A Comparative Algorithm Audit of Conspiracies on the Net: Research Questions

This paper is available on arxiv under CC 4.0 license.

Authors:

(1) Aleksandra Urman, She is a corresponding author from Department of Informatics, University of Zurich, Switzerland;

(2) Mykola Makhortykh, Institute of Communication and Media Studies, University of Bern, Switzerland;

(3) Roberto Ulloa, GESIS - Leibniz-Institut für Sozialwissenschaften, Germany;

(4) Juhi Kulshrestha, Department of Politics and Public Administration, University of Konstanz, Germany.

Table of Links

Research questions

Based on the research findings outlined in the previous section, we suggest that SEs can be conducive to the distribution of conspiratorial information and formation of conspiracy beliefs should such information appear in top search results. Unlike social media or online blogs, web search results have not been examined in the context of the distribution of conspiratorial information - despite numerous analyses showing that biased or not fully accurate results are not uncommon there. With this paper, we strive to partially fill the identified gaps in both - research focused on the presence of inaccurate information in web search and research on the spread of conspiracy theories online. Hence, our first research question concerns the general prevalence of conspiratorial information in top search results.

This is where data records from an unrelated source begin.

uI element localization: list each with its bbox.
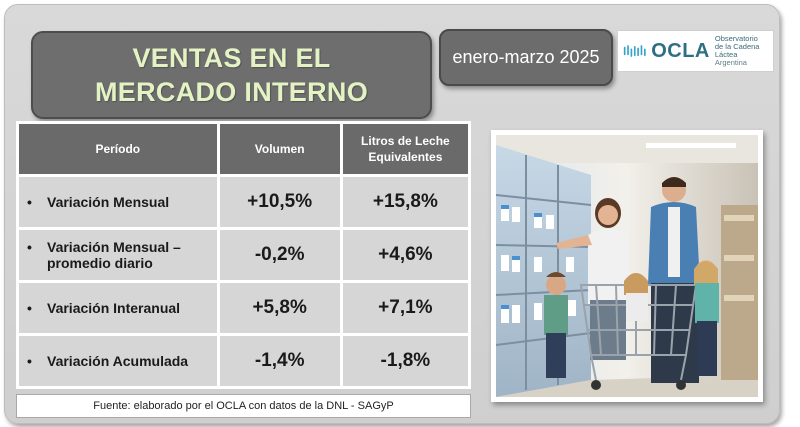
litros-value: +7,1% — [339, 280, 472, 336]
logo-subtitle-line-2: de la Cadena Láctea — [714, 42, 760, 59]
page-title: VENTAS EN EL MERCADO INTERNO — [95, 43, 368, 107]
table-header-row: Período Volumen Litros de Leche Equivale… — [16, 121, 472, 177]
date-range-text: enero-marzo 2025 — [452, 47, 600, 67]
table-row: • Variación Acumulada -1,4% -1,8% — [16, 333, 472, 389]
row-label: • Variación Interanual — [16, 280, 220, 336]
sales-table: Período Volumen Litros de Leche Equivale… — [16, 121, 472, 389]
litros-value: -1,8% — [339, 333, 472, 389]
date-range-badge: enero-marzo 2025 — [439, 29, 613, 86]
volumen-value: -0,2% — [216, 227, 343, 283]
volumen-value: +5,8% — [216, 280, 343, 336]
bullet-icon: • — [27, 239, 32, 255]
bullet-icon: • — [27, 194, 32, 210]
bullet-icon: • — [27, 353, 32, 369]
row-label-text: Variación Mensual – promedio diario — [47, 239, 181, 271]
table-row: • Variación Mensual – promedio diario -0… — [16, 227, 472, 283]
volumen-value: -1,4% — [216, 333, 343, 389]
header-periodo: Período — [16, 121, 220, 177]
row-label-text: Variación Acumulada — [47, 353, 189, 369]
table-row: • Variación Interanual +5,8% +7,1% — [16, 280, 472, 336]
bullet-icon: • — [27, 300, 32, 316]
logo-subtitle-line-1: Observatorio — [714, 34, 758, 43]
source-note: Fuente: elaborado por el OCLA con datos … — [16, 394, 471, 418]
volumen-value: +10,5% — [216, 174, 343, 230]
logo-subtitle-line-3: Argentina — [714, 58, 747, 67]
litros-value: +15,8% — [339, 174, 472, 230]
header-volumen: Volumen — [216, 121, 343, 177]
family-shopping-illustration — [496, 135, 758, 397]
litros-value: +4,6% — [339, 227, 472, 283]
table-row: • Variación Mensual +10,5% +15,8% — [16, 174, 472, 230]
header-litros: Litros de Leche Equivalentes — [339, 121, 472, 177]
logo-name: OCLA — [651, 39, 710, 62]
title-box: VENTAS EN EL MERCADO INTERNO — [31, 31, 432, 119]
row-label: • Variación Mensual — [16, 174, 220, 230]
row-label: • Variación Mensual – promedio diario — [16, 227, 220, 283]
supermarket-photo — [491, 130, 763, 402]
row-label-text: Variación Mensual — [47, 194, 170, 210]
ocla-logo: OCLA Observatorio de la Cadena Láctea Ar… — [617, 30, 774, 72]
wave-logo-icon — [623, 45, 646, 57]
logo-subtitle: Observatorio de la Cadena Láctea Argenti… — [715, 35, 773, 67]
row-label: • Variación Acumulada — [16, 333, 220, 389]
row-label-text: Variación Interanual — [47, 300, 181, 316]
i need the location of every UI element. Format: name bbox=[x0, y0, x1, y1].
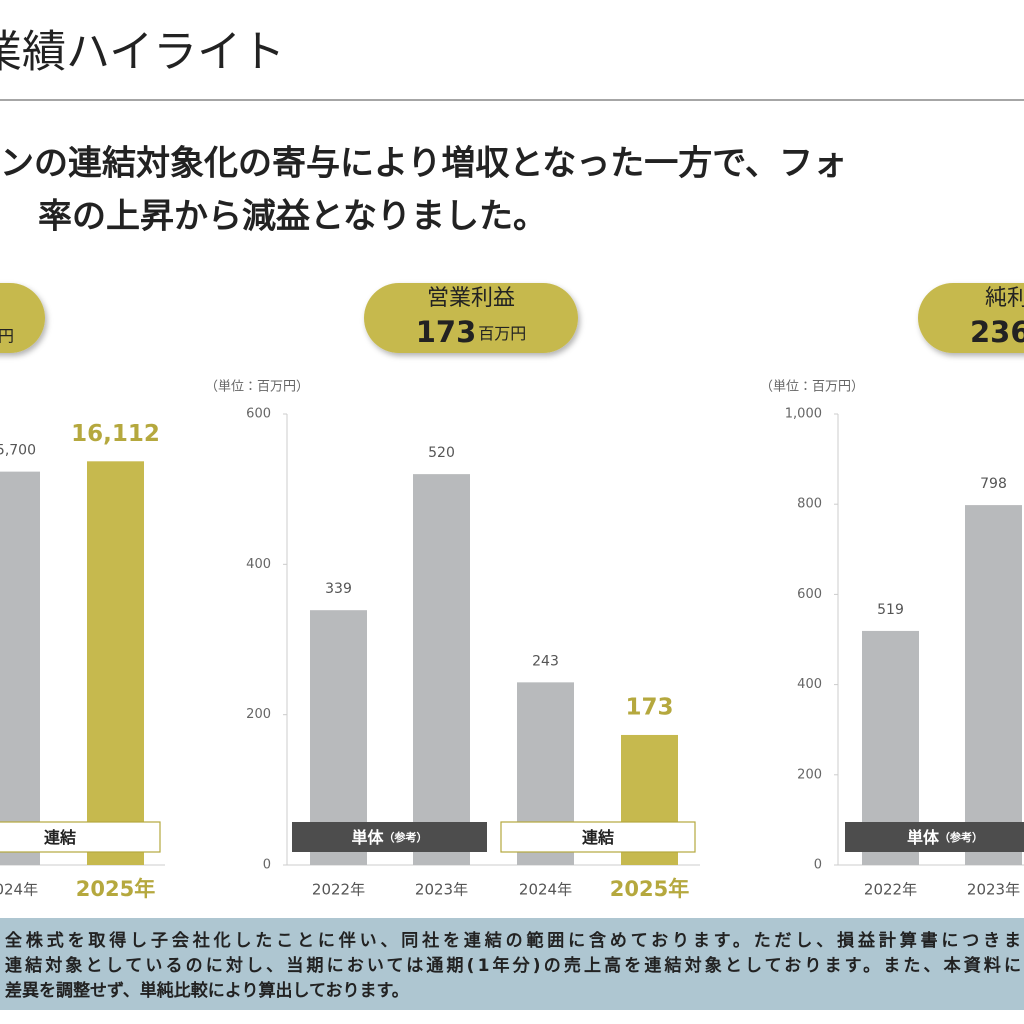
y-tick-label: 200 bbox=[246, 707, 271, 722]
value: 173 bbox=[416, 315, 477, 349]
y-tick-label: 600 bbox=[246, 407, 271, 422]
segment-note: （参考） bbox=[384, 830, 428, 844]
footnote-box bbox=[0, 918, 1024, 1010]
title-pill bbox=[364, 283, 578, 353]
x-tick-label: 2023年 bbox=[967, 881, 1020, 899]
unit: 百万円 bbox=[478, 324, 526, 343]
y-tick-label: 1,000 bbox=[785, 407, 822, 422]
segment-note: （参考） bbox=[939, 830, 983, 844]
value-label: 16,112 bbox=[71, 421, 160, 447]
footnote: 連結対象としているのに対し、当期においては通期(1年分)の売上高を連結対象として… bbox=[5, 955, 1021, 976]
y-tick-label: 0 bbox=[263, 858, 271, 873]
y-tick-label: 0 bbox=[814, 858, 822, 873]
segment-name: 連結 bbox=[44, 828, 76, 847]
segment-name: 単体 bbox=[351, 828, 384, 847]
segment-label: 連結 bbox=[582, 828, 614, 847]
value-label: 339 bbox=[325, 581, 352, 597]
x-tick-label: 2024年 bbox=[519, 881, 572, 899]
segment-name: 単体 bbox=[907, 828, 940, 847]
y-tick-label: 600 bbox=[797, 587, 822, 602]
x-tick-label: 2023年 bbox=[415, 881, 468, 899]
x-tick-label: 2025年 bbox=[610, 877, 689, 901]
y-tick-label: 200 bbox=[797, 767, 822, 782]
headline: 率の上昇から減益となりました。 bbox=[38, 197, 547, 237]
segment-box bbox=[0, 821, 161, 853]
x-tick-label: 2022年 bbox=[312, 881, 365, 899]
chart-title: 営業利益 bbox=[427, 286, 515, 311]
segment-box bbox=[500, 821, 696, 853]
chart-title: 純利益 bbox=[985, 286, 1024, 311]
value-label: 520 bbox=[428, 445, 455, 461]
segment-name: 連結 bbox=[582, 828, 614, 847]
headline-value: 173 百万円 bbox=[416, 315, 527, 349]
segment-box bbox=[292, 822, 487, 852]
footnote: 差異を調整せず、単純比較により算出しております。 bbox=[5, 980, 409, 1001]
segment-label: 連結 bbox=[44, 828, 76, 847]
x-tick-label: 2024年 bbox=[0, 881, 38, 899]
segment-box bbox=[845, 822, 1024, 852]
value-label: 173 bbox=[625, 694, 673, 720]
title-pill bbox=[0, 283, 45, 353]
x-tick-label: 2025年 bbox=[76, 877, 155, 901]
unit-note: （単位：百万円） bbox=[205, 379, 309, 395]
segment-label: 単体（参考） bbox=[907, 828, 983, 847]
y-tick-label: 400 bbox=[246, 557, 271, 572]
bar bbox=[413, 474, 470, 865]
page-title: 業績ハイライト bbox=[0, 27, 285, 78]
value: 236 bbox=[970, 315, 1024, 349]
value-label: 519 bbox=[877, 602, 904, 618]
y-tick-label: 800 bbox=[797, 497, 822, 512]
segment-label: 単体（参考） bbox=[351, 828, 427, 847]
title-pill bbox=[918, 283, 1024, 353]
x-tick-label: 2022年 bbox=[864, 881, 917, 899]
bar bbox=[0, 471, 40, 865]
headline-value: 236百万円 bbox=[970, 315, 1024, 349]
unit-note: （単位：百万円） bbox=[760, 379, 864, 395]
value-label: 798 bbox=[980, 476, 1007, 492]
headline: ンの連結対象化の寄与により増収となった一方で、フォ bbox=[0, 144, 847, 184]
footnote: 全株式を取得し子会社化したことに伴い、同社を連結の範囲に含めております。ただし、… bbox=[5, 930, 1021, 951]
value-label: 243 bbox=[532, 653, 559, 669]
bar bbox=[965, 505, 1022, 865]
y-tick-label: 400 bbox=[797, 677, 822, 692]
unit: 百万円 bbox=[0, 327, 14, 346]
value-label: 15,700 bbox=[0, 443, 36, 459]
bar bbox=[87, 461, 144, 865]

RQ1: How prevalent is conspiratorial information in web search results?

Because there are major discrepancies in the information provided by different SEs (e.g., Kravets and Toepfl, 2021; Makhortykh et al., 2020; Paramita et al., 2021), and in the results retrieved from different locations (Kliman-Silver et al., 2015), we find it worthwhile to address RQ1 from a comparative perspective to increase the robustness of the findings. Specifically, we compare the observations across different locations and on different search engines using the data collected at two different points in time. Further, we select two groups of conspiracy-related search queries, and expect to observe differences between the results retrieved for them, adding another comparative dimension to the analysis. Thus, we pose three sub-RQs in relation to RQ1:

RQ1a: Does the prevalence of conspiratorial information in search results vary across different locations and time periods?

RQ1b: Does the prevalence of conspiratorial information in search results vary across SEs, and how?

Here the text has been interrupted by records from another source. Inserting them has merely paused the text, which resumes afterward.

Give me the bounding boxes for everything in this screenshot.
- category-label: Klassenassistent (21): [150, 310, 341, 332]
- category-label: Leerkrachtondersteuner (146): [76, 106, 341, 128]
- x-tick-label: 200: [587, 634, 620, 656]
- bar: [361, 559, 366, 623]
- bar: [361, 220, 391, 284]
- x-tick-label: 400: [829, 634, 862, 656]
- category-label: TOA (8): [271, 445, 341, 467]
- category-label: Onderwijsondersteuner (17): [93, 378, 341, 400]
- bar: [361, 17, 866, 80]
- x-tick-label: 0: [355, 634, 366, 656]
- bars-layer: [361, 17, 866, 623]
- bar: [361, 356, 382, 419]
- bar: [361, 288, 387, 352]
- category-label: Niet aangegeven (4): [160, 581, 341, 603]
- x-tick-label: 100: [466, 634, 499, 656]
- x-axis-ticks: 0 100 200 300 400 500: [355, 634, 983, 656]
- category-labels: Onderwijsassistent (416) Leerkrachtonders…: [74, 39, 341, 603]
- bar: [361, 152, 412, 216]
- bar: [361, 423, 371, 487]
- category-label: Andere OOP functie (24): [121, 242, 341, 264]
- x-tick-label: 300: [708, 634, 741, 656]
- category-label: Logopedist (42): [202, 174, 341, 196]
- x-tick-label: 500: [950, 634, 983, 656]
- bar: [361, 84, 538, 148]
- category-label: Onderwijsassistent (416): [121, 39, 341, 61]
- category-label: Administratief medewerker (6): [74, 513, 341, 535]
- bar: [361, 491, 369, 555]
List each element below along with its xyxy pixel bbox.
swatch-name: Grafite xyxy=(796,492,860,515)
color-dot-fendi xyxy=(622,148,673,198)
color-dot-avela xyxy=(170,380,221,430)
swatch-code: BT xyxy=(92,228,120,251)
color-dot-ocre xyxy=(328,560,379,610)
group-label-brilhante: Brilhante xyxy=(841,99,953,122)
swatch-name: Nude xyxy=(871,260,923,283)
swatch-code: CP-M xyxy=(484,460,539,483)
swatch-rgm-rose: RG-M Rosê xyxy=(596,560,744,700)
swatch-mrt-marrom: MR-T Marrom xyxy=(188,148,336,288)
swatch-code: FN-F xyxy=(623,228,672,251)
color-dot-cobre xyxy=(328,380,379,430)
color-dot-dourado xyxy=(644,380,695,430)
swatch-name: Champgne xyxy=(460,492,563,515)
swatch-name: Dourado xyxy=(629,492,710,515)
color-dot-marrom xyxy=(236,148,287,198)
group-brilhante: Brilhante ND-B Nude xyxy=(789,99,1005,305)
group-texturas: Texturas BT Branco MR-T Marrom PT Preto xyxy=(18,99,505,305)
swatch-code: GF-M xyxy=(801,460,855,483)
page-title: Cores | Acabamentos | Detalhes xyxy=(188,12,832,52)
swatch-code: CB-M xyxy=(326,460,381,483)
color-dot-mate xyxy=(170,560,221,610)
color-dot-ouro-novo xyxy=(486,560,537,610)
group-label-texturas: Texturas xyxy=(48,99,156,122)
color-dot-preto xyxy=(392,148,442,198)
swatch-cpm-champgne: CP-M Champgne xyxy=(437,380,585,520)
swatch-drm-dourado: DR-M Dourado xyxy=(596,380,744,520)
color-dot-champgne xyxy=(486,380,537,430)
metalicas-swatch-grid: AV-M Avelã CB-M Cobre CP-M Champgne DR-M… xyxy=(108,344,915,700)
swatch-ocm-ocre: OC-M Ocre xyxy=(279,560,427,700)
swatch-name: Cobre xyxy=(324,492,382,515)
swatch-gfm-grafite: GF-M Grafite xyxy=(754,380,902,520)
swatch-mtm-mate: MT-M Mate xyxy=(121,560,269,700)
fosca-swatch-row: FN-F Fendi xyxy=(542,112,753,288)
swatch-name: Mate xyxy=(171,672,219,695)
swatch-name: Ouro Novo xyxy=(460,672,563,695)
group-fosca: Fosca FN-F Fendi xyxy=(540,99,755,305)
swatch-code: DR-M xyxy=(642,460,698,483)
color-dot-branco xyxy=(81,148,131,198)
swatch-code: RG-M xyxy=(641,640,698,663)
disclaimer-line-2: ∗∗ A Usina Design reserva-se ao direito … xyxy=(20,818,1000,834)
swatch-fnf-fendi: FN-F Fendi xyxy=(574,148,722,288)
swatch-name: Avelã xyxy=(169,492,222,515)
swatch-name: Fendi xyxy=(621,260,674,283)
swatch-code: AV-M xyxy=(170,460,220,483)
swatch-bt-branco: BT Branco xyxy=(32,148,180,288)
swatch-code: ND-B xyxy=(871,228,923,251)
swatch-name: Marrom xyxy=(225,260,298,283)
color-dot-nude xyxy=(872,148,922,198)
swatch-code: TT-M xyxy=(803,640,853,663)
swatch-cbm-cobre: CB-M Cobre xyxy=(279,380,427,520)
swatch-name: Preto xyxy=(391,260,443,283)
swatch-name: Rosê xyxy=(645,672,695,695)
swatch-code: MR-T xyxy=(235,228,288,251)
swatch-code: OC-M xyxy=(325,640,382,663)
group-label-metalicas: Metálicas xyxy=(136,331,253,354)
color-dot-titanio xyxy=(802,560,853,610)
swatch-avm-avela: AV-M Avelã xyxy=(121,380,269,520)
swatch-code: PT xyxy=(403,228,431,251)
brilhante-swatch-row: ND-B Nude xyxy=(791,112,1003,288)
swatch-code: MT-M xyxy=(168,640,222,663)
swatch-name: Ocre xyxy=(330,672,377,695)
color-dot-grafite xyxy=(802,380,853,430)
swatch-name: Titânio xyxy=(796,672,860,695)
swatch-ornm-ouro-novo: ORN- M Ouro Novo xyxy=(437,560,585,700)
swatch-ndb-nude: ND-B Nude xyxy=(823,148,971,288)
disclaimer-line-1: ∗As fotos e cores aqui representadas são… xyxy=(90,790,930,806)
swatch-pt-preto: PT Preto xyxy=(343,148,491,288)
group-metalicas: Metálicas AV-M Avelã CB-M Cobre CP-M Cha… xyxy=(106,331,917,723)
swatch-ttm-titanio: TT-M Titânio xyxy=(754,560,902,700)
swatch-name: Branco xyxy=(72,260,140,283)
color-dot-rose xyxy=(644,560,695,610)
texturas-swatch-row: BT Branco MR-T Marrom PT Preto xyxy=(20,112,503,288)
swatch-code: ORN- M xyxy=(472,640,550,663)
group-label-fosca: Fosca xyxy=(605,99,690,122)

RQ1c: Does the prevalence of conspiratorial information in search results vary across search queries, and how?

Research, on one hand, demonstrates that SEs tend to over-represent certain source types while under-representing others (e.g., Puschmann, 2019; Haim et al., 2018), and, on another hand, suggests that conspiracy theories are mainly propagated on social media or small conspiracy-related websites (Douglas et al., 2019; Stano, 2020). Hence, we juxtapose the presence of conspiracies in web search with the prioritization of different sources and pose the following RQ:

RQ2: What types of sources are prioritized by web SEs in relation to conspiracy theories?

In the case of RQ2, we will also adopt a comparative approach similar to that of RQ1 - comparing the results for different engines, locations, waves and queries:

RQ2a: Does the prevalence of sources of different types in search results vary across different locations and time periods?

RQ2b: Does the prevalence of sources of different types in search results vary across SEs, and how?

RQ2c: Does the prevalence of sources of different types in search results vary across search queries, and how?

Additionally, we examine the relationship between the source type and the stance towards conspiracy theories. To do it, we formulate the last research question:

RQ3: Are there differences in the share of conspiracy-promoting or conspiracy-debunking content coming from sources of different types?